By failing to issue the implementing decree, Sundance considers that Cameroon has breached certain obligations owed to Sundance and Cam Iron under the Transition Agreement dated 30 June 2015, including Cameroon’s obligation to do all things reasonably required of it to effect, perfect or complete the transactions contemplated by the Transition Agreement.
The Transition Agreement provides for disputes to be resolved by a 60-day process of negotiation and, failing that, arbitration under the ICC Rules before a three-member tribunal seated in Paris.
Sundance and Cam Iron are now commencing the formal dispute resolution process provided for in the Transition Agreement.

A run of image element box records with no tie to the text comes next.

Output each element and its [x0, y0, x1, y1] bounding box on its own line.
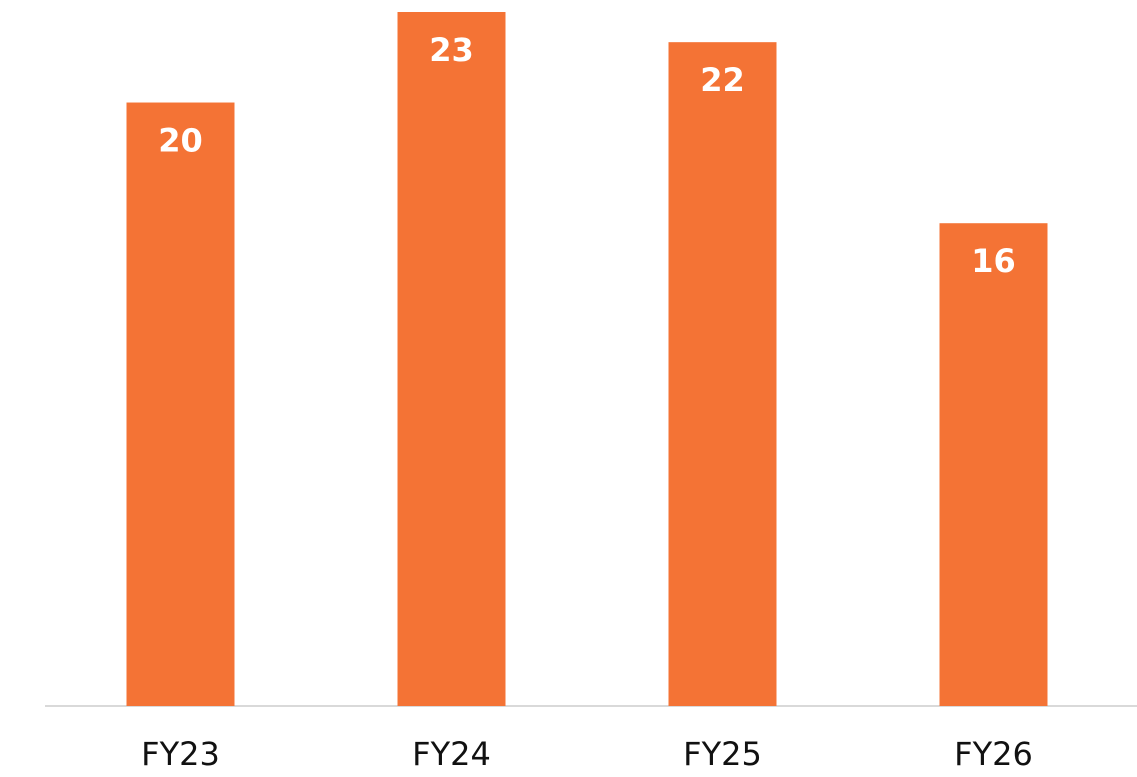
data-label: 16 [971, 242, 1016, 280]
data-label: 20 [158, 122, 203, 160]
x-tick-label: FY23 [141, 735, 220, 773]
bar [126, 102, 235, 707]
x-tick-label: FY24 [412, 735, 491, 773]
x-tick-label: FY26 [954, 735, 1033, 773]
bar [668, 42, 777, 707]
x-tick-label: FY25 [683, 735, 762, 773]
data-label: 23 [429, 31, 474, 69]
bar [939, 223, 1048, 706]
bar [397, 12, 506, 706]
data-label: 22 [700, 61, 745, 99]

If the dispute cannot be resolved by negotiation, Sundance and Cam Iron intends to commence international arbitration against Cameroon for breach of the Transition Agreement and the applicable law.
Sundance is currently seeking proposals from international litigation funders familiar with funding actions of the kind Sundance and its subsidiaries will need to initiate against Congo and Cameroon if the disputes cannot be amicably resolved by negotiation.

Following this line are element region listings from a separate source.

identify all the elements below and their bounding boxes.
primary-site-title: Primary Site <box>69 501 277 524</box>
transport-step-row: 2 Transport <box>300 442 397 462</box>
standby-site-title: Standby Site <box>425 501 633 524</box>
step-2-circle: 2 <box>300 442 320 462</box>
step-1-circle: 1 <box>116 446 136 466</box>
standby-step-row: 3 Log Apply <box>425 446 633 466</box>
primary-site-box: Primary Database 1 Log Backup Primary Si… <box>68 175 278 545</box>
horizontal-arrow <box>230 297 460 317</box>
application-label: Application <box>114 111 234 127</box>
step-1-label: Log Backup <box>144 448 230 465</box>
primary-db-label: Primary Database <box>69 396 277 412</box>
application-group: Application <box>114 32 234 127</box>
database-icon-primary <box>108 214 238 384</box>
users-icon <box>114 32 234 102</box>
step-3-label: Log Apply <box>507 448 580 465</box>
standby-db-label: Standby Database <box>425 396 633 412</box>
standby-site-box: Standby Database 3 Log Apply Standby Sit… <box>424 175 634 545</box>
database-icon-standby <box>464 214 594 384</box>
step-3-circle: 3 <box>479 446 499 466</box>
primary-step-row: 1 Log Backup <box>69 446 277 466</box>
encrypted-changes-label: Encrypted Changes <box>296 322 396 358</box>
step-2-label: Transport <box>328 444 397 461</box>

In the circumstances described, the Company will no longer be in a position to satisfy the requirements of the ASX (which requirements were outlined in the Company’s announcement of 7 December 2020) in order for the Company’s shares to be re-admitted to trading as the loss of the mining permit in Congo means the Company no longer has a business which would satisfy the requirements of Chapter 12 of the Listing Rules. The Company has been in discussions with the ASX and it has been agreed the Company’s shares will be delisted as at the close of trading on 21 December 2020.
Sundance Resources Chief Executive Officer Giulio Casello said:
“The Sundance Resources team, on behalf of our shareholders, has been pursuing the development of the Mbalam-Nabeba Iron Ore Project for more than a decade by working persistently and diligently on advancing and arranging support for what is a world-class iron ore project.

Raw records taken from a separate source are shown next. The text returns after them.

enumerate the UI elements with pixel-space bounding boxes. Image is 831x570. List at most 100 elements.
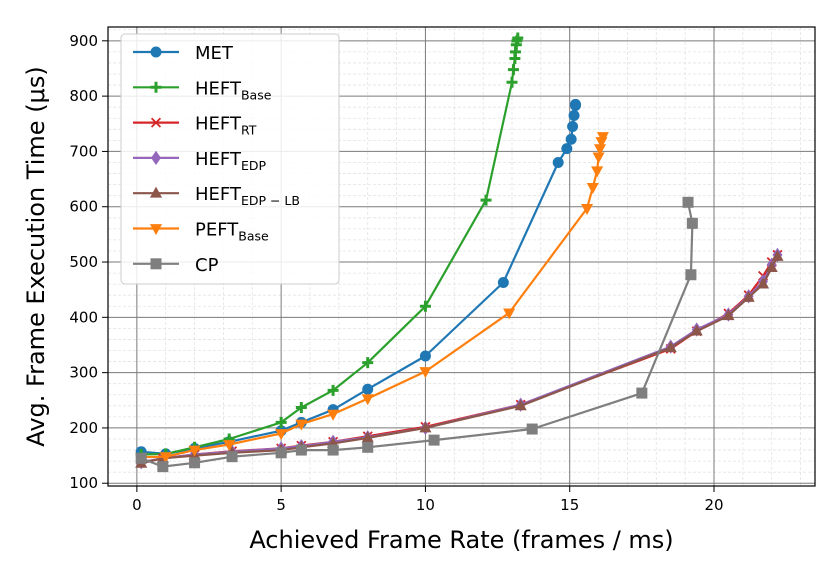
data-point	[275, 416, 287, 428]
data-point	[157, 461, 169, 473]
data-point	[593, 144, 607, 156]
legend-item: HEFTEDP	[133, 149, 266, 173]
data-point	[188, 445, 201, 457]
data-point	[503, 308, 516, 320]
data-point	[419, 300, 431, 312]
data-point	[685, 269, 697, 281]
data-point	[327, 409, 340, 421]
series-heft-edp-lb	[135, 249, 784, 468]
x-tick-label: 5	[276, 496, 286, 514]
data-point	[664, 341, 677, 353]
data-point	[189, 457, 201, 469]
data-point	[596, 132, 609, 144]
legend-label: CP	[195, 255, 219, 276]
data-point	[765, 260, 778, 272]
data-point	[565, 133, 577, 145]
data-point	[526, 423, 538, 435]
data-point	[591, 166, 604, 178]
data-point	[480, 194, 492, 206]
series-line	[141, 254, 779, 464]
y-tick-label: 900	[69, 32, 98, 50]
data-point	[361, 431, 374, 443]
y-tick-label: 800	[69, 87, 98, 105]
series-peft-base	[135, 132, 609, 464]
data-point	[419, 421, 432, 433]
legend-marker	[150, 258, 162, 270]
data-point	[223, 440, 236, 452]
legend-label-subscript: Base	[238, 229, 269, 244]
data-point	[135, 452, 147, 464]
data-point	[362, 383, 374, 395]
y-tick-label: 400	[69, 308, 98, 326]
series-line	[140, 255, 779, 465]
legend-item: CP	[133, 255, 219, 276]
data-point	[507, 64, 519, 76]
x-tick-label: 10	[416, 496, 435, 514]
legend-label-subscript: EDP	[241, 158, 267, 173]
data-point	[580, 203, 594, 215]
data-point	[686, 217, 698, 229]
data-point	[568, 109, 580, 121]
legend-label: MET	[195, 43, 234, 64]
data-point	[757, 277, 770, 289]
legend-marker	[149, 186, 163, 198]
legend-label-subscript: Base	[241, 87, 272, 102]
series-line	[140, 202, 694, 468]
y-tick-label: 700	[69, 142, 98, 160]
legend-item: HEFTRT	[133, 114, 257, 138]
y-tick-label: 600	[69, 198, 98, 216]
data-point	[159, 452, 172, 464]
data-point	[295, 401, 307, 413]
x-axis-label: Achieved Frame Rate (frames / ms)	[249, 526, 673, 554]
x-tick-label: 15	[560, 496, 579, 514]
legend-label-subscript: EDP − LB	[241, 193, 300, 208]
y-axis-label: Avg. Frame Execution Time (μs)	[22, 66, 50, 446]
data-point	[561, 143, 573, 155]
legend-marker	[151, 150, 161, 166]
data-point	[362, 357, 374, 369]
data-point	[419, 350, 431, 362]
data-point	[569, 98, 581, 110]
data-point	[690, 324, 703, 336]
data-point	[722, 309, 735, 321]
data-point	[327, 384, 339, 396]
data-point	[419, 367, 432, 379]
y-tick-label: 100	[69, 474, 98, 492]
y-tick-label: 300	[69, 364, 98, 382]
data-point	[592, 152, 605, 164]
data-point	[428, 434, 440, 446]
series-cp	[135, 196, 698, 473]
legend-marker	[149, 224, 163, 236]
data-point	[361, 394, 374, 406]
legend-label: HEFTEDP	[195, 149, 266, 173]
legend-marker	[150, 81, 162, 93]
data-point	[586, 182, 599, 194]
y-tick-label: 500	[69, 253, 98, 271]
data-point	[275, 447, 287, 459]
data-point	[742, 290, 755, 302]
axis-ticks: 0 5 10 15 20 100 200 300 400 500 600 700 800 900	[69, 32, 723, 514]
data-point	[226, 451, 238, 463]
legend-marker	[150, 46, 162, 58]
data-point	[552, 156, 564, 168]
series-layer	[135, 32, 784, 473]
x-tick-label: 0	[132, 496, 142, 514]
data-point	[567, 121, 579, 133]
data-point	[512, 32, 524, 44]
legend-box	[120, 33, 340, 285]
x-tick-label: 20	[704, 496, 723, 514]
legend-label-subscript: RT	[241, 123, 257, 138]
series-line	[141, 254, 779, 464]
data-point	[682, 196, 694, 208]
data-point	[771, 249, 784, 261]
data-point	[295, 419, 308, 431]
plot-frame	[107, 26, 816, 487]
data-point	[506, 76, 518, 88]
data-point	[497, 276, 509, 288]
data-point	[514, 399, 527, 411]
legend-marker	[150, 117, 162, 128]
y-tick-label: 200	[69, 419, 98, 437]
data-point	[295, 444, 307, 456]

“Along the way, Sundance has had to deal with turbulent market conditions including this year’s impact of COVID-19, unsolicited takeover proposals and the tragedy of 2010 when most of our Company’s board and senior management team were killed in a plane crash in Congo.
“But our commitment to deliver value from Mbalam-Nabeba for shareholders and our partners in Congo and Cameroon has remained steadfast and resolute. This was demonstrated prior to COVID-19 when a high-quality Chinese consortium were introduced to Congo and Cameroon as Sundance’s potential partner in the development.
“But the latest breaches of the legal agreements we hold with our host countries leave Sundance with the need to enforce the Company’s legal rights, and those of its subsidiaries, and protect the interests of Sundance shareholders. Sundance has invested near $400 million in Mbalam and Nabeba, underpinned by our reliance on agreements with the Governments of Congo and Cameroon and our adherence to the laws of those countries.
“Sundance has always acted in good faith and with the sole intent to deliver value for both our shareholders and the people of Congo and Cameroon. However, Sundance is now left with no choice but to issue the notices of dispute and prepare for international arbitration. If arbitration is necessary the Company has secured first-class representation in Magic Circle firm Clifford Chance and the Company is confident it will be able to secure the funding needed to meet the costs of the proceedings via international litigation funders.
“Unfortunately, the forced action by Sundance means we need to reconsider our ASX re-listing plans. Following consultation with the ASX, the Company had no choice but to seek a de-listing from the ASX and this will occur at close of trading on 21 December 2020.
“The Company appreciates the continued and loyal support of our shareholders and the ASX during what has been a frustrating and disruptive past two years for all involved.
“Sundance will further update shareholders as soon as practicable.”